The northern short-tailed Shrew (Blarina brevicauda) is a small mammal native to Eastern Canada and the North Eastern regions of the United States. This ancient, voracious insectivore with the metabolic rate of a hummingbird has adapted to survive the cold winters of its environment without needing to hibernate.
The northern short-tailed shrew secretes a venom from submaxillary glands in its lower jaw. The paralyzed prey item is then cached as a source of live food for future consumption. This is the only known mammal in North America that secretes a paralytic venom.
Professor Stewart, Chief Scientific Officer (CSO) of Soricimed, discovered the paralytic compound in the venom of the northern short-tailed shrew. At the time of the discovery, Professor Stewart was teaching at Mount Allison University in Sackville, New Brunswick, Canada. He and his colleagues were the first to purify, characterize and synthesize this paralytic toxin. It was found to be a unique peptide that inhibits sodium channels in nerves and suggested potential for a non-opioid pain treatment. Professor Stewart named this protein Soricidin, and with this Soricimed Biopharma Inc. was founded.
Further research on Soricidin led to the identification of two unique biological functions within the peptide – a domain that is paralytic and a second domain that is anti-cancerous.

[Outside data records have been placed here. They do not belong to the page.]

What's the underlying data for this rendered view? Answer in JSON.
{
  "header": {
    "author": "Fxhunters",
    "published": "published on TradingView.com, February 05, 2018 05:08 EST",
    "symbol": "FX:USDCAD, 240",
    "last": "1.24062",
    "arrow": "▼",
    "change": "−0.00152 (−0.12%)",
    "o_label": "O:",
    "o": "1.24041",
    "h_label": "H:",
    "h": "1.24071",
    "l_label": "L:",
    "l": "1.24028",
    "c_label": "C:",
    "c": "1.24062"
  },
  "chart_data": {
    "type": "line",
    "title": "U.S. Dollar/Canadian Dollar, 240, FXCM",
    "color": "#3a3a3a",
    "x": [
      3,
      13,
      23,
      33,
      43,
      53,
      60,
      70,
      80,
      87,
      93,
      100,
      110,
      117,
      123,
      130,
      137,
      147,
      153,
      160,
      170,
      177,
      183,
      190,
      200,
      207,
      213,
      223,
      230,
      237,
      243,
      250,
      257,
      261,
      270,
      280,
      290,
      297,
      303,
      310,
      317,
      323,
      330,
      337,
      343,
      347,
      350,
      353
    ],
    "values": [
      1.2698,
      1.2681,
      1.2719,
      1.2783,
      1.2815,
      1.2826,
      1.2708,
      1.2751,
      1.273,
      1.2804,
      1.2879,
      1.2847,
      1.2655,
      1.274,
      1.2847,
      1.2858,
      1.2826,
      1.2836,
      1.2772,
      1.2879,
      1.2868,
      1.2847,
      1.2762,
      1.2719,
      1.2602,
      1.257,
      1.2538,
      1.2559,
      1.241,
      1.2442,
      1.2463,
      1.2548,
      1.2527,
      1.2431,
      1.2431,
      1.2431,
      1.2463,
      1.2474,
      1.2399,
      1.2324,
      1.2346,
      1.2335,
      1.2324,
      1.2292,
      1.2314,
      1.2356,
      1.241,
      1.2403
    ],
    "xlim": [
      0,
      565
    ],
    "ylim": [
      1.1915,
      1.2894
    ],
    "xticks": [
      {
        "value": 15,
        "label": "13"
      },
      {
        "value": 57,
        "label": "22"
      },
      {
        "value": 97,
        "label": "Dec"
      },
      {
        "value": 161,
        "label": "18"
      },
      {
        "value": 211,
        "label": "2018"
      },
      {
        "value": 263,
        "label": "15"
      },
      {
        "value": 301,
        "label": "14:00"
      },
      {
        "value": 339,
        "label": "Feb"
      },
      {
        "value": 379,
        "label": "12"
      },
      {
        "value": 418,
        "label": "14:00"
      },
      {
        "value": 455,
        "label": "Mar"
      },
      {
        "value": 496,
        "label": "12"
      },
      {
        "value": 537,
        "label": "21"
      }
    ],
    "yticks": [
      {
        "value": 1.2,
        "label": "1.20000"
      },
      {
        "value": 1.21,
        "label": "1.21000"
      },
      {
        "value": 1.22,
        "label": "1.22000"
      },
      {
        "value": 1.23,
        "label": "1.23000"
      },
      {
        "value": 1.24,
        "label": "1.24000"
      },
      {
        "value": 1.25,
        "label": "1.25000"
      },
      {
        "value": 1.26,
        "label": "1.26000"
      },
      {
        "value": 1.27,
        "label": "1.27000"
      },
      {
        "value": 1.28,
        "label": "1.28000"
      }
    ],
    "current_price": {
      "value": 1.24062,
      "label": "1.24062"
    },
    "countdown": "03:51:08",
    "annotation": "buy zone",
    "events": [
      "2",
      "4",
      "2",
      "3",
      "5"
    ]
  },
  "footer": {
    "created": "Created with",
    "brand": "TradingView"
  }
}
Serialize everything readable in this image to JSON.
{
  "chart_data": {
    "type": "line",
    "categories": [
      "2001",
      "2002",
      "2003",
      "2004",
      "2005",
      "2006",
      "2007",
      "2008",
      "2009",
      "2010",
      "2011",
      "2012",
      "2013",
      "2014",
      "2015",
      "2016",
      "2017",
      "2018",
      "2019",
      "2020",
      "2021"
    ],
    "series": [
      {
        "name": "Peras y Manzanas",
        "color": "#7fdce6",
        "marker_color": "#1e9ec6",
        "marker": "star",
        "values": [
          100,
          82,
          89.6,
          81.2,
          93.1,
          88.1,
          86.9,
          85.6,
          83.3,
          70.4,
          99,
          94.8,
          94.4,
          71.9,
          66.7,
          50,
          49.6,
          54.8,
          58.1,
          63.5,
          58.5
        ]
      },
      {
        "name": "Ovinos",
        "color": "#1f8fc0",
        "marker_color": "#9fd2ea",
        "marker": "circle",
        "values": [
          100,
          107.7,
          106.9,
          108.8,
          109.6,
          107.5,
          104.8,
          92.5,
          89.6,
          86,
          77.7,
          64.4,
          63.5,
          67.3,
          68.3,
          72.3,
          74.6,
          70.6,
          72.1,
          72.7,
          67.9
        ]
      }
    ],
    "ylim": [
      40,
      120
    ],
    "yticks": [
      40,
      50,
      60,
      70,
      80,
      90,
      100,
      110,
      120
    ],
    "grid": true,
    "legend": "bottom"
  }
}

Further research on Soricidin led to the identification of two unique biological functions within this peptide – a domain that is paralytic and a second domain that is anti-cancerous.
The target of the anti-cancer activity of Soricidin was discovered by Soricimed to be the calcium ion channel known as TRPV6. Solid tumor cancers produce large amounts of this channel which plays a key role in cancer cell growth, proliferation and metastases and thus represents a compelling target for the development of new cancer treatments.
Further characterization of the anti-cancer domain of Soricidin led to the identification of a subset of small peptides that are highly selective inhibitors of TRPV6 and candidates for development as anti-cancer therapeutics.